Committee members decided to keep their identities anonymous. They also requested keeping the names of the potential treatment candidates unknown. Committee members created a list of factors they would use in making decisions. Some of these items included patients’ age and sex, their marital status and number of dependents, their income and net worth, their emotional status, educational background, and “future potential.” The committee also thought that references for the candidates from friends, acquaintances, and associates could be useful to inform choices. They agreed to limit candidacy for dialysis therapy to residents of the state of Washington. A key rationale was that the shunt had been developed at the UW School of Medicine and its university hospital using state tax revenues. A principle, however, was established. In life and death decisions, where medical resources are limited, nonmedical personnel should play crucial roles in their ethical allocation. Currently, opinions from nonphysicians are sought by institutional review boards and, more recently, regarding the conduct of some clinical studies supported by the federal government.
Alexander presented a typical set of deliberations undertaken by the committee and also provided a brief interview with each of the committee members, focusing on their backgrounds, perspectives, and the way each viewed the choices he or she made. She related that at a meeting, five candidates were considered for two places newly available for dialysis treatment in the Center. The Kidney Center at that time contained only three beds to accommodate all the patients with uremia from the state of Washington.
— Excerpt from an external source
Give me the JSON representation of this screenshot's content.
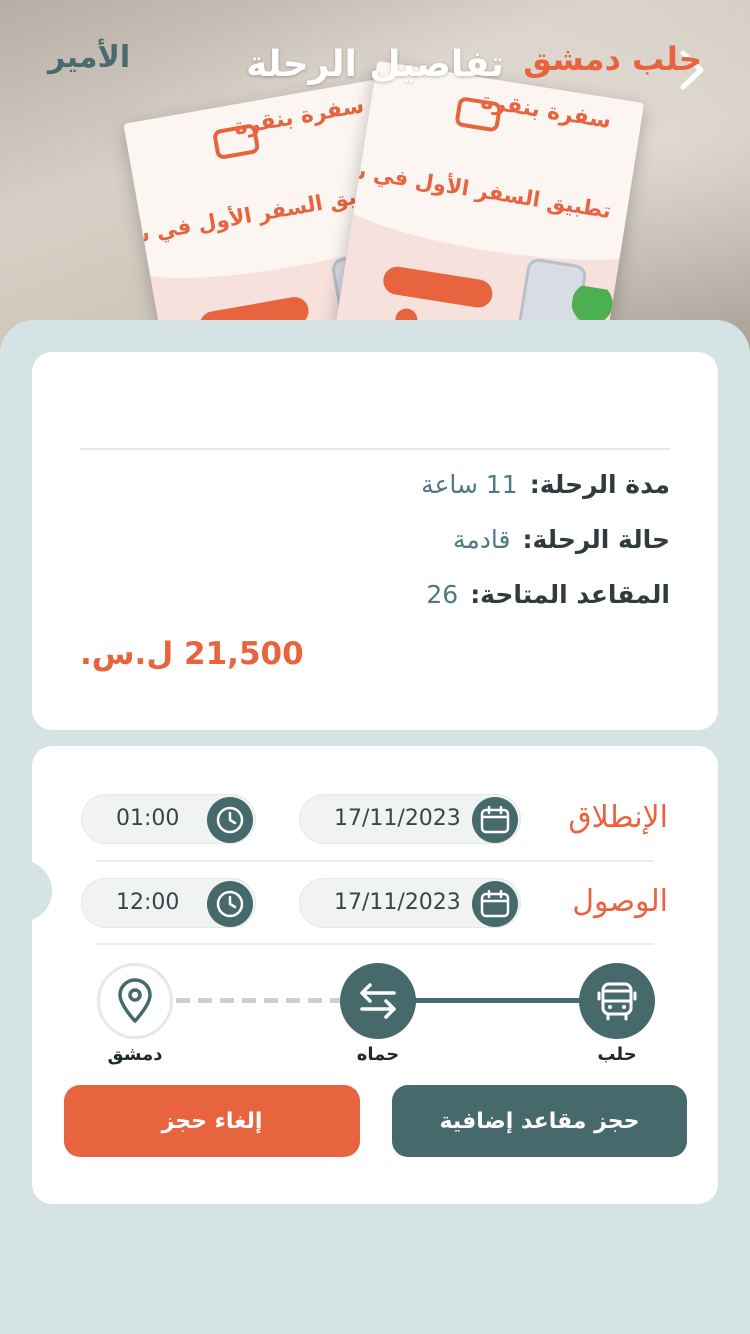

Alexander described Scribner’s original conception of the shunt. She outlined the development of the shunt, starting in 1960, from Scribner’s early morning epiphany to its realization as a medical device two weeks later. The first patient who had a shunt inserted was described as suffering from “Bright’s disease.” That patient, Clyde Shields, a forty-two-year-old machinist, was alive two years later when Alexander wrote the article. Patients underwent many shunt insertions during the course of more than two years as they wore out, clotted, or became infected.
Scribner’s experimental program, including the selection committee, was funded by a $250,000 research grant from the John Hartford Foundation. Start-up funds were also supplied by the University of Washington.
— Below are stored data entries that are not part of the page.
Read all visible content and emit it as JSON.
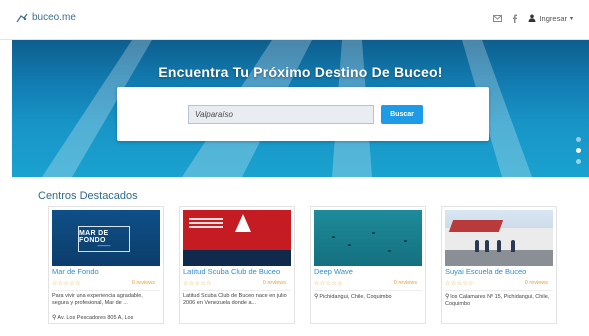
{
  "brand": {
    "name": "buceo.me"
  },
  "nav": {
    "login_label": "Ingresar"
  },
  "hero": {
    "title": "Encuentra Tu Próximo Destino De Buceo!",
    "search_value": "Valparaíso",
    "search_button": "Buscar",
    "slides_count": 3,
    "active_slide": 2
  },
  "section": {
    "title": "Centros Destacados"
  },
  "cards": [
    {
      "name": "Mar de Fondo",
      "thumb_text": "MAR DE FONDO",
      "stars": "☆☆☆☆☆",
      "reviews": "0 reviews",
      "description": "Para vivir una experiencia agradable, segura y profesional, Mar de ...",
      "location": "Av. Los Pescadores 805 A, Los"
    },
    {
      "name": "Latitud Scuba Club de Buceo",
      "stars": "☆☆☆☆☆",
      "reviews": "0 reviews",
      "description": "Latitud Scuba Club de Buceo nace en julio 2006 en Venezuela donde a...",
      "location": ""
    },
    {
      "name": "Deep Wave",
      "stars": "☆☆☆☆☆",
      "reviews": "0 reviews",
      "description": "",
      "location": "Pichidangui, Chile, Coquimbo"
    },
    {
      "name": "Suyai Escuela de Buceo",
      "stars": "☆☆☆☆☆",
      "reviews": "0 reviews",
      "description": "",
      "location": "los Calamares Nº 15, Pichidangui, Chile, Coquimbo"
    }
  ],
  "colors": {
    "accent": "#1e9be6",
    "link": "#2f8fd0",
    "star": "#e8b04a",
    "hero_top": "#0d5e8e",
    "hero_bottom": "#1aa2cf"
  },
  "icons": [
    "diver-logo-icon",
    "mail-icon",
    "facebook-icon",
    "user-icon",
    "chevron-down-icon",
    "map-pin-icon"
  ]
}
Alexander ended the article by reviewing the ethical issues faced by the committee. “Who really is the more suitable patient under the present committee rules—the man who, if he is permitted to continue living, can make the greatest contribution to society; or the man who by dying would leave behind the greatest burden on society?” Alexander did not comment on the possible dialysis of women.
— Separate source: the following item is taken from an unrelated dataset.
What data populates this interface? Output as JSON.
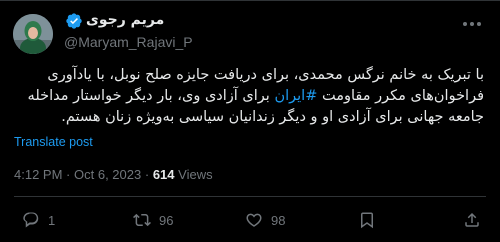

The article in essence set forth the ethical choices involved in the clash of incremental, practical responses with the development of a new, expensive lifesaving technology for a uniformly fatal disease when resources were scarce, not solely because of the lack of funds. The agonized emotions of the members of the committee, who were making existential choices, can be understood by anyone who had served on a jury or who had had to make a difficult decision that might affect someone’s life. The story, however, served to place kidney disease and its treatment front and center in the national consciousness. A decade later, the ethical conundrum would be faced by the country’s leadership as it considered patients who might be poor, unmarried, childless, unemployed, or of minority status. These choices involved, unwittingly, those who may not have made great contributions to society (subjectively determined) but who wanted to live. In 1962, a seed had been planted.